British Ambassador to Ethiopia

Personal details
- Born: John Wriothesley Russell 22 August 1914
- Died: 3 August 1984 (aged 69)
- Spouse: Aliki Diplarakou ​ ​(m. 1945⁠–⁠1984)​
- Children: 2
- Parent: Thomas Wentworth Russell (father)
- Education: Eton College
- Alma mater: Trinity College, Cambridge (B.A.)
- Occupation: Diplomat

= John Russell (diplomat) =

British diplomat (1914-1984)

Sir John Wriothesley Russell (22 August 1914 – 3 August 1984) was a British diplomat and ambassador.

He was the only son of Thomas Wentworth Russell, better known as Russell Pasha, who was descended from John Russell, 6th Duke of Bedford.

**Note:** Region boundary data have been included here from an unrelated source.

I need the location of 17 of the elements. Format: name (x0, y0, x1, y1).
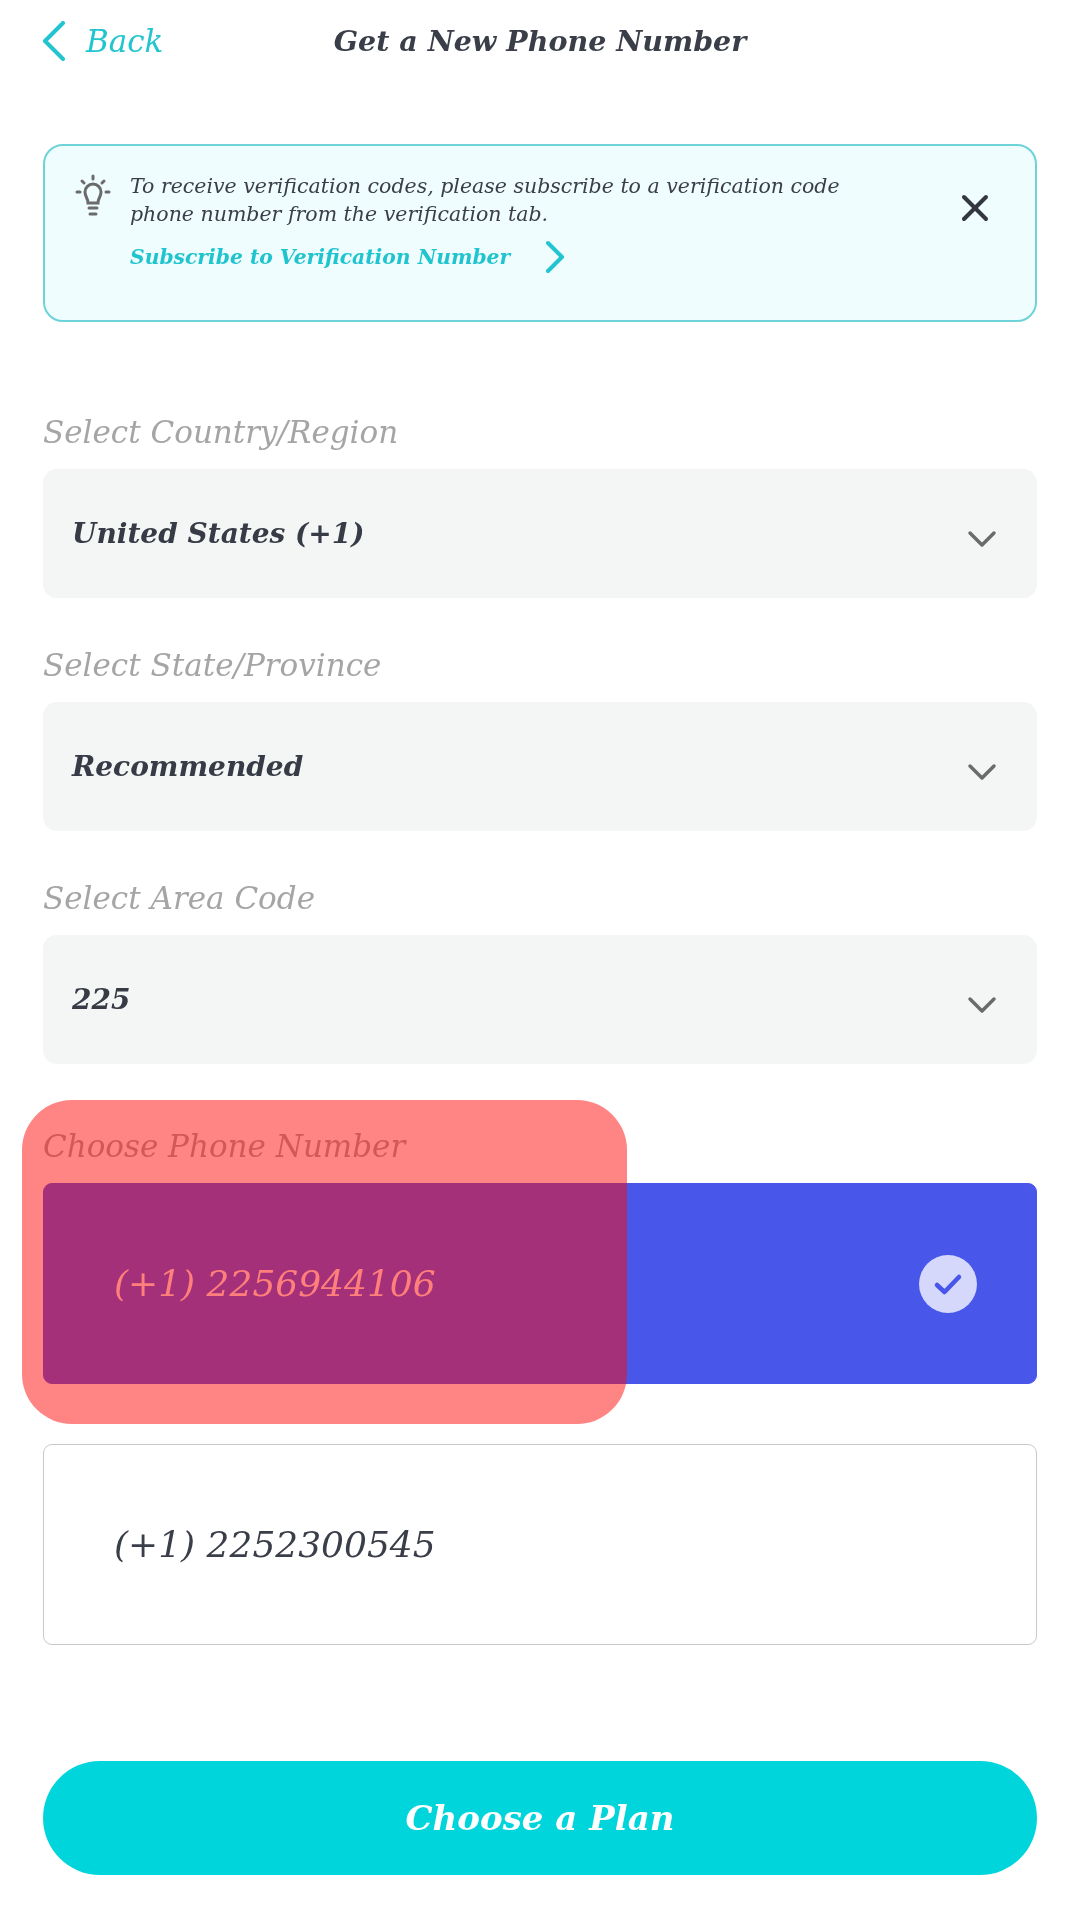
notice-text: To receive verification codes, please subscribe to a verification code phone number from the verification tab. (130, 173, 841, 228)
check-circle-icon (919, 1254, 977, 1313)
page-title: Get a New Phone Number (333, 24, 747, 58)
phone-option[interactable]: (+1) 2252300545 (43, 1444, 1037, 1645)
chevron-right-icon (544, 240, 567, 274)
chevron-left-icon (42, 21, 66, 61)
chevron-down-icon (967, 995, 997, 1014)
dropdown-select[interactable]: 225 (43, 935, 1037, 1064)
field-label: Select Country/Region (43, 413, 400, 452)
dropdown-select[interactable]: Recommended (43, 702, 1037, 831)
close-icon[interactable] (961, 194, 989, 222)
field-label: Select Area Code (43, 879, 316, 918)
chevron-down-icon (967, 529, 997, 548)
dropdown-select[interactable]: United States (+1) (43, 469, 1037, 598)
chevron-down-icon (967, 762, 997, 781)
field-label: Select State/Province (43, 646, 383, 685)
lightbulb-icon (75, 174, 111, 218)
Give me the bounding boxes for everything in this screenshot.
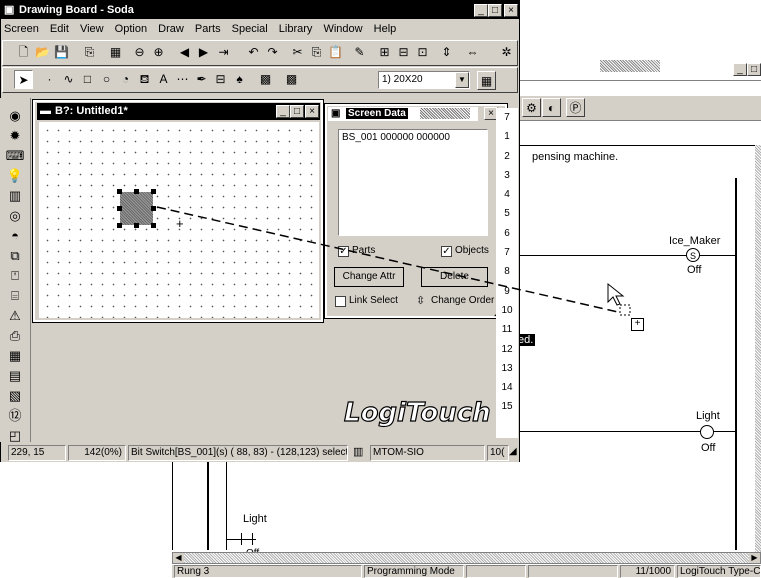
- drag-link-line: [156, 206, 631, 316]
- arrow-cursor-icon: [606, 282, 628, 311]
- drop-target-icon: +: [631, 318, 644, 331]
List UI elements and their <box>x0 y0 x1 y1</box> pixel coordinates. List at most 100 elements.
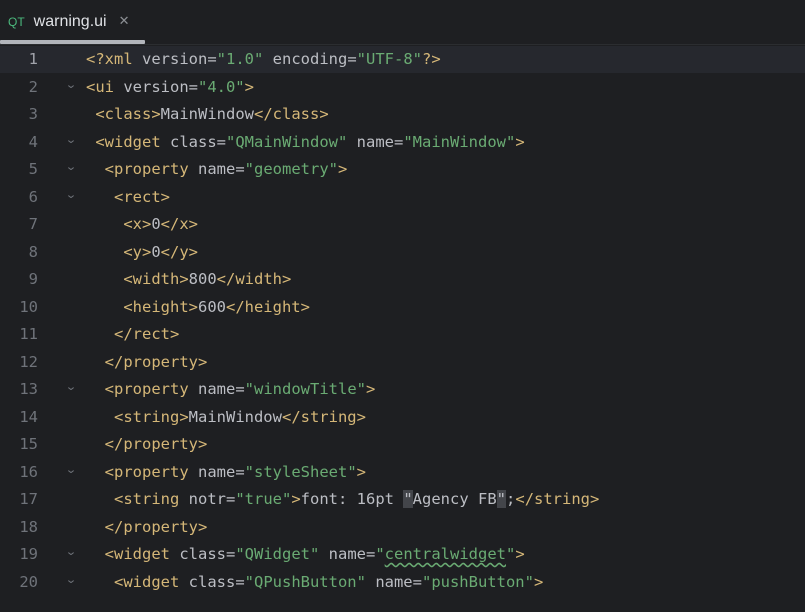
code-line[interactable]: 15 </property> <box>0 431 805 458</box>
code-token: name= <box>365 572 422 591</box>
code-token: <property <box>104 380 198 398</box>
code-token: </rect> <box>114 325 180 343</box>
code-text: <property name="windowTitle"> <box>86 376 376 403</box>
fold-chevron-icon[interactable]: ⌄ <box>63 373 79 400</box>
code-line[interactable]: 8 <y>0</y> <box>0 239 805 266</box>
code-editor[interactable]: 1 <?xml version="1.0" encoding="UTF-8"?> 2… <box>0 45 805 612</box>
file-tab[interactable]: QT warning.ui ✕ <box>0 0 146 44</box>
code-token: > <box>291 490 301 508</box>
code-token: </property> <box>104 352 208 371</box>
fold-chevron-icon[interactable]: ⌄ <box>63 538 79 565</box>
line-number: 1 <box>28 50 38 68</box>
code-line[interactable]: 2 ⌄ <ui version="4.0"> <box>0 74 805 101</box>
line-number: 19 <box>19 545 38 563</box>
code-token: name= <box>347 132 404 151</box>
code-line[interactable]: 13 ⌄ <property name="windowTitle"> <box>0 376 805 403</box>
code-token: > <box>244 77 254 96</box>
code-token: name= <box>319 545 376 563</box>
code-token: > <box>515 132 525 151</box>
code-token: <ui <box>86 77 124 96</box>
code-text: <string notr="true">font: 16pt "Agency F… <box>86 486 599 513</box>
active-tab-indicator <box>0 40 145 44</box>
code-token: name= <box>198 462 245 481</box>
code-token: " <box>403 490 413 508</box>
code-line[interactable]: 5 ⌄ <property name="geometry"> <box>0 156 805 183</box>
code-token: class= <box>179 545 236 563</box>
line-number: 6 <box>28 187 38 206</box>
code-token: " <box>496 490 507 508</box>
code-token: <string> <box>114 407 189 426</box>
line-number: 20 <box>19 572 38 591</box>
code-token: </width> <box>216 270 292 288</box>
code-token: > <box>533 572 544 591</box>
code-token: </class> <box>254 105 329 123</box>
code-text: </property> <box>86 514 208 541</box>
code-line[interactable]: 17 <string notr="true">font: 16pt "Agenc… <box>0 486 805 513</box>
code-token: > <box>366 380 376 398</box>
code-text: <property name="geometry"> <box>86 156 348 183</box>
code-line[interactable]: 4 ⌄ <widget class="QMainWindow" name="Mai… <box>0 129 805 156</box>
code-text: <rect> <box>86 184 170 211</box>
code-line[interactable]: 3 <class>MainWindow</class> <box>0 101 805 128</box>
code-text: <string>MainWindow</string> <box>86 404 366 431</box>
code-line[interactable]: 12 </property> <box>0 349 805 376</box>
code-line[interactable]: 20 ⌄ <widget class="QPushButton" name="pu… <box>0 569 805 596</box>
fold-chevron-icon[interactable]: ⌄ <box>63 456 79 483</box>
code-line[interactable]: 16 ⌄ <property name="styleSheet"> <box>0 459 805 486</box>
code-line[interactable]: 9 <width>800</width> <box>0 266 805 293</box>
code-token: font: 16pt <box>300 490 404 508</box>
close-icon[interactable]: ✕ <box>119 14 130 29</box>
code-token: class= <box>188 572 245 591</box>
code-token: "QMainWindow" <box>226 132 348 151</box>
code-token: "geometry" <box>244 160 338 178</box>
code-token: " <box>375 545 385 563</box>
code-token: <?xml <box>86 50 142 68</box>
code-token: <x> <box>123 215 152 233</box>
code-token: 600 <box>197 297 226 316</box>
code-token: <class> <box>95 105 161 123</box>
code-text: </rect> <box>86 321 179 348</box>
line-number: 3 <box>28 105 38 123</box>
fold-chevron-icon[interactable]: ⌄ <box>63 71 79 98</box>
fold-chevron-icon[interactable]: ⌄ <box>63 126 79 153</box>
code-token: <string <box>114 490 189 508</box>
code-line[interactable]: 1 <?xml version="1.0" encoding="UTF-8"?> <box>0 46 805 73</box>
code-token: <property <box>104 160 198 178</box>
fold-chevron-icon[interactable]: ⌄ <box>63 566 79 593</box>
code-line[interactable]: 11 </rect> <box>0 321 805 348</box>
line-number: 14 <box>19 407 38 426</box>
line-number: 17 <box>19 490 38 508</box>
code-line[interactable]: 14 <string>MainWindow</string> <box>0 404 805 431</box>
code-line[interactable]: 6 ⌄ <rect> <box>0 184 805 211</box>
code-token: centralwidget <box>384 545 506 563</box>
tab-title[interactable]: warning.ui <box>34 13 107 31</box>
code-token: MainWindow <box>160 105 254 123</box>
line-number: 18 <box>19 517 38 536</box>
line-number: 5 <box>28 160 38 178</box>
fold-chevron-icon[interactable]: ⌄ <box>63 181 79 208</box>
code-token: <widget <box>95 132 170 151</box>
code-token: name= <box>198 160 245 178</box>
code-line[interactable]: 19 ⌄ <widget class="QWidget" name="centra… <box>0 541 805 568</box>
code-line[interactable]: 18 </property> <box>0 514 805 541</box>
line-number: 12 <box>19 352 38 371</box>
code-token: </x> <box>160 215 198 233</box>
code-token: encoding= <box>263 50 357 68</box>
code-token: <property <box>104 462 198 481</box>
code-line[interactable]: 10 <height>600</height> <box>0 294 805 321</box>
code-token: <y> <box>123 242 152 261</box>
line-number: 16 <box>19 462 38 481</box>
qt-file-icon: QT <box>8 15 25 29</box>
code-token: <height> <box>123 297 198 316</box>
fold-chevron-icon[interactable]: ⌄ <box>63 153 79 180</box>
editor-tab-bar: QT warning.ui ✕ <box>0 0 805 45</box>
code-text: <widget class="QPushButton" name="pushBu… <box>86 569 543 596</box>
code-token: "MainWindow" <box>403 132 516 151</box>
line-number: 11 <box>19 325 38 343</box>
code-line[interactable]: 7 <x>0</x> <box>0 211 805 238</box>
code-text: <?xml version="1.0" encoding="UTF-8"?> <box>86 46 441 73</box>
code-token: </height> <box>225 297 310 316</box>
line-number: 2 <box>28 77 38 96</box>
line-number: 13 <box>19 380 38 398</box>
code-token: </property> <box>104 435 208 453</box>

He was educated at Eton College and graduated from Trinity College, Cambridge, in 1935 with a Bachelor of Arts (B.A.). He was part of the British Embassy in Moscow in 1941 and in 1956, also with a M.A. degree, after which he was awarded a CMG in the 1958 Birthday Honours. He was British Ambassador to Ethiopia, 1962–1966, was awarded a KCVO in 1965, being British Ambassador to Brazil, 1966–1969, GCVO in 1968, and British Ambassador to Spain, 1969 – 1974.

He was married to Aliki Diplarakou, the first Greek Miss Europe, and had a son, Alexander, and a daughter, Georgiana.

He was interviewed briefly in the famous documentary series The World At War in 1973.